Prominent activists from the Russian human rights movement and legal experts led a discussion of democratic rights and the new election laws. Andrei Kolganov, doctor of economic sciences, began the discussion with a summary of the present position. Among the speakers was Gleb Pavlovsky, the editor-in-chief of Twentieth Century and Peace, famous for hosting the first program to freely talk about democratic rights in Russia in a mass way, a figure comparable in Russia to Noam Chomsky in the West. A call for a Russian Movement for Democratic and Human Rights was made, with a founding conference to be held in Moscow on November 27.

In an effort to stress that Yeltsin can't operate against his opponents with impunity, and to lend the maximum protection possible to Russian activists for workers' and human rights, the US committee held two other press conferences in Moscow before its members left.

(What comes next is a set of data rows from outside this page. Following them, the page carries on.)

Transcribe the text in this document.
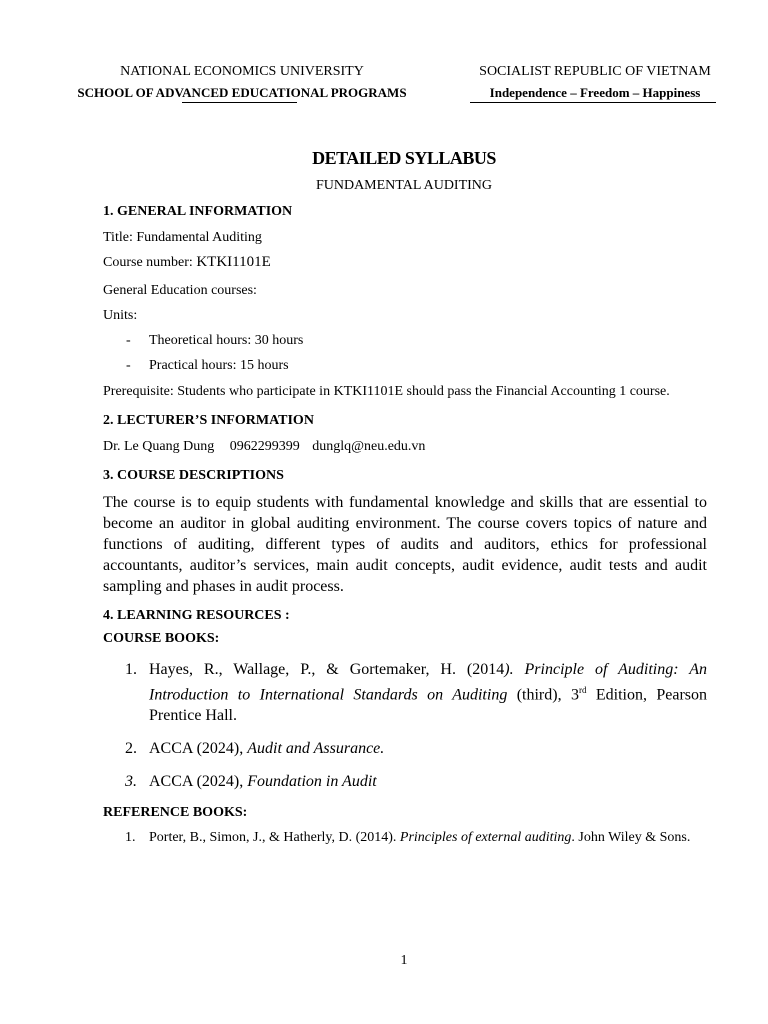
NATIONAL ECONOMICS UNIVERSITY
SCHOOL OF ADVANCED EDUCATIONAL PROGRAMS
SOCIALIST REPUBLIC OF VIETNAM
Independence – Freedom – Happiness
DETAILED SYLLABUS
FUNDAMENTAL AUDITING
1. GENERAL INFORMATION
Title: Fundamental Auditing
Course number: KTKI1101E
General Education courses:
Units:
- Theoretical hours: 30 hours
- Practical hours: 15 hours
Prerequisite: Students who participate in KTKI1101E should pass the Financial Accounting 1 course.
2. LECTURER’S INFORMATION
Dr. Le Quang Dung 0962299399 dunglq@neu.edu.vn
3. COURSE DESCRIPTIONS
The course is to equip students with fundamental knowledge and skills that are essential to become an auditor in global auditing environment. The course covers topics of nature and functions of auditing, different types of audits and auditors, ethics for professional accountants, auditor’s services, main audit concepts, audit evidence, audit tests and audit sampling and phases in audit process.
4. LEARNING RESOURCES :
COURSE BOOKS:
1. Hayes, R., Wallage, P., & Gortemaker, H. (2014). Principle of Auditing: An Introduction to International Standards on Auditing (third), 3rd Edition, Pearson Prentice Hall.
2. ACCA (2024), Audit and Assurance.
3. ACCA (2024), Foundation in Audit
REFERENCE BOOKS:
1. Porter, B., Simon, J., & Hatherly, D. (2014). Principles of external auditing. John Wiley & Sons.
1
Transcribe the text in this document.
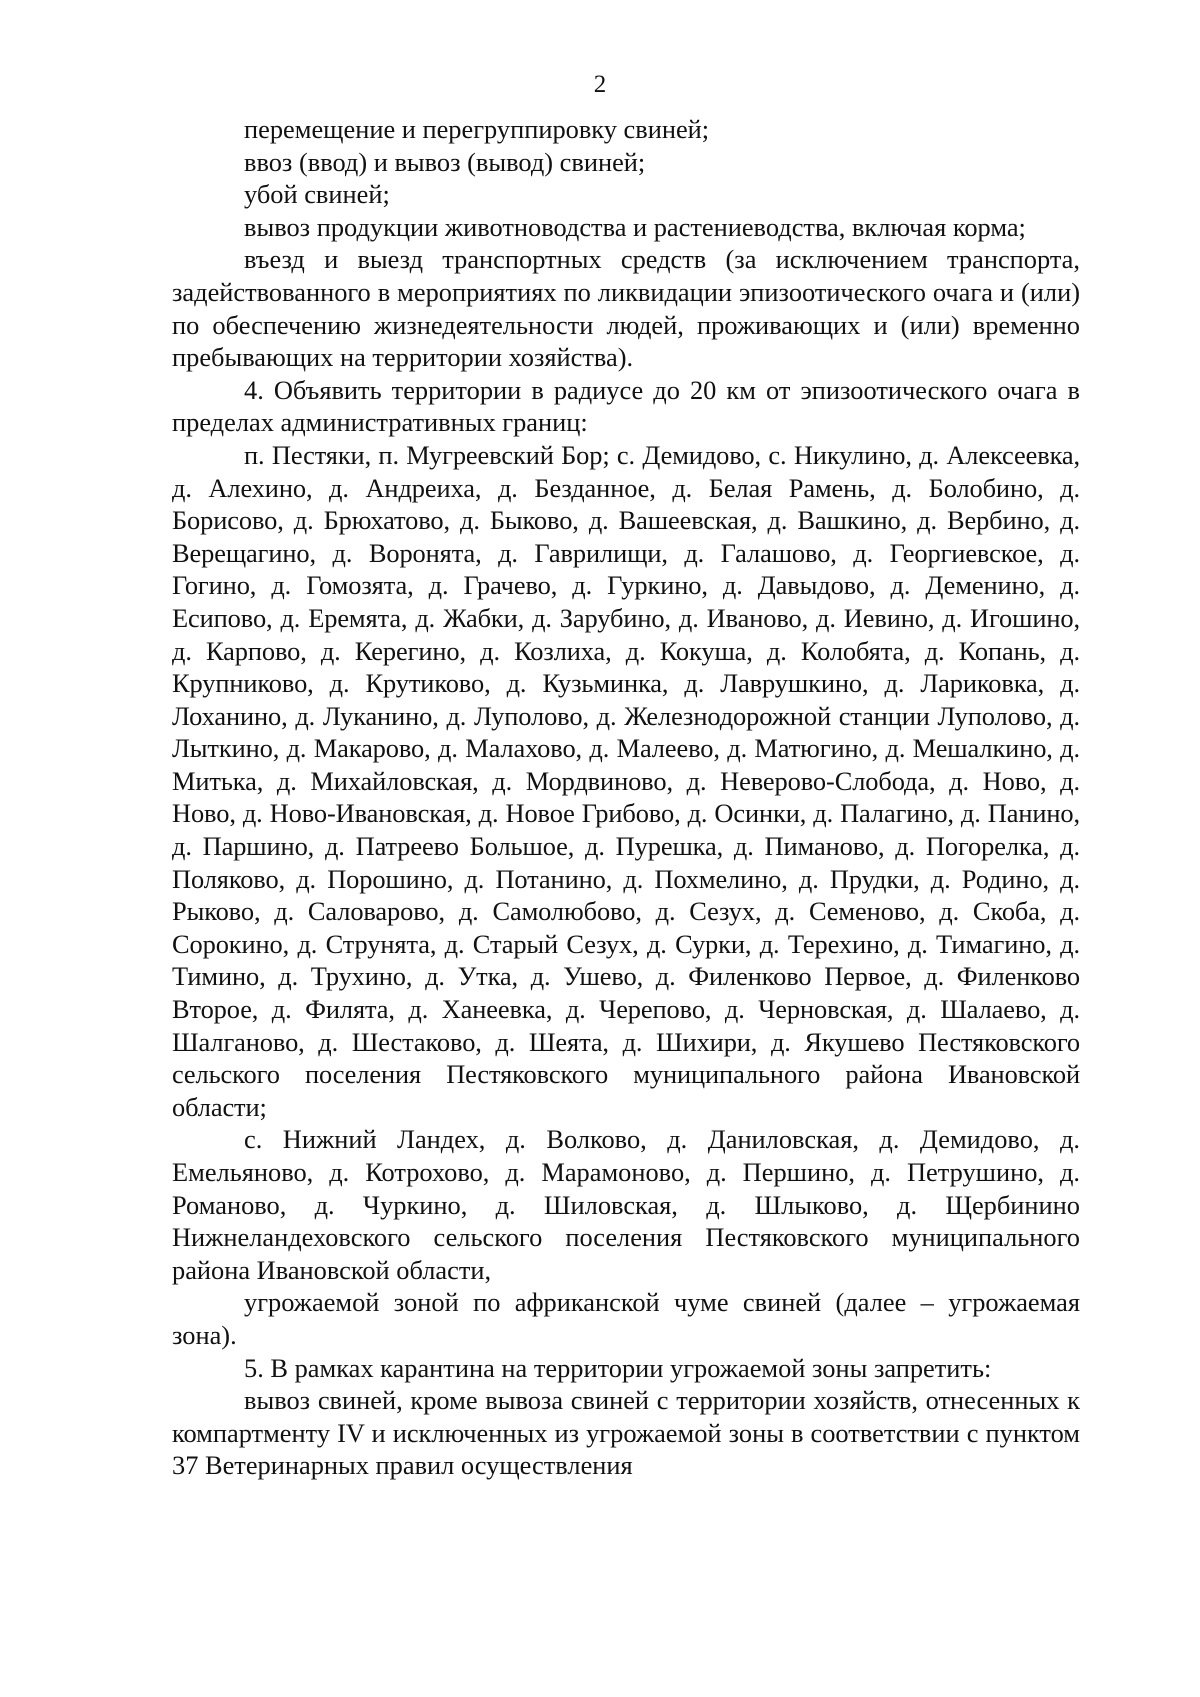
2

перемещение и перегруппировку свиней;

ввоз (ввод) и вывоз (вывод) свиней;

убой свиней;

вывоз продукции животноводства и растениеводства, включая корма;

въезд и выезд транспортных средств (за исключением транспорта, задействованного в мероприятиях по ликвидации эпизоотического очага и (или) по обеспечению жизнедеятельности людей, проживающих и (или) временно пребывающих на территории хозяйства).

4. Объявить территории в радиусе до 20 км от эпизоотического очага в пределах административных границ:

п. Пестяки, п. Мугреевский Бор; с. Демидово, с. Никулино, д. Алексеевка, д. Алехино, д. Андреиха, д. Безданное, д. Белая Рамень, д. Болобино, д. Борисово, д. Брюхатово, д. Быково, д. Вашеевская, д. Вашкино, д. Вербино, д. Верещагино, д. Воронята, д. Гаврилищи, д. Галашово, д. Георгиевское, д. Гогино, д. Гомозята, д. Грачево, д. Гуркино, д. Давыдово, д. Деменино, д. Есипово, д. Еремята, д. Жабки, д. Зарубино, д. Иваново, д. Иевино, д. Игошино, д. Карпово, д. Керегино, д. Козлиха, д. Кокуша, д. Колобята, д. Копань, д. Крупниково, д. Крутиково, д. Кузьминка, д. Лаврушкино, д. Лариковка, д. Лоханино, д. Луканино, д. Луполово, д. Железнодорожной станции Луполово, д. Лыткино, д. Макарово, д. Малахово, д. Малеево, д. Матюгино, д. Мешалкино, д. Митька, д. Михайловская, д. Мордвиново, д. Неверово-Слобода, д. Ново, д. Ново, д. Ново-Ивановская, д. Новое Грибово, д. Осинки, д. Палагино, д. Панино, д. Паршино, д. Патреево Большое, д. Пурешка, д. Пиманово, д. Погорелка, д. Поляково, д. Порошино, д. Потанино, д. Похмелино, д. Прудки, д. Родино, д. Рыково, д. Саловарово, д. Самолюбово, д. Сезух, д. Семеново, д. Скоба, д. Сорокино, д. Струнята, д. Старый Сезух, д. Сурки, д. Терехино, д. Тимагино, д. Тимино, д. Трухино, д. Утка, д. Ушево, д. Филенково Первое, д. Филенково Второе, д. Филята, д. Ханеевка, д. Черепово, д. Черновская, д. Шалаево, д. Шалганово, д. Шестаково, д. Шеята, д. Шихири, д. Якушево Пестяковского сельского поселения Пестяковского муниципального района Ивановской области;

с. Нижний Ландех, д. Волково, д. Даниловская, д. Демидово, д. Емельяново, д. Котрохово, д. Марамоново, д. Першино, д. Петрушино, д. Романово, д. Чуркино, д. Шиловская, д. Шлыково, д. Щербинино Нижнеландеховского сельского поселения Пестяковского муниципального района Ивановской области,

угрожаемой зоной по африканской чуме свиней (далее – угрожаемая зона).

5. В рамках карантина на территории угрожаемой зоны запретить:

вывоз свиней, кроме вывоза свиней с территории хозяйств, отнесенных к компартменту IV и исключенных из угрожаемой зоны в соответствии с пунктом 37 Ветеринарных правил осуществления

The committee received coverage on the two major television stations, both state and independent, the major radio station that broadcasts throughout the ex-USSR and many newspapers including Solidarnost, the newspaper of the Moscow Federation of Trade Unions. Izvestia ran an interview with Elizabeth Bowman, one of the initiators of the committee, and the press conferences were covered by Spanish, French, Ukrainian, Greek and other international press.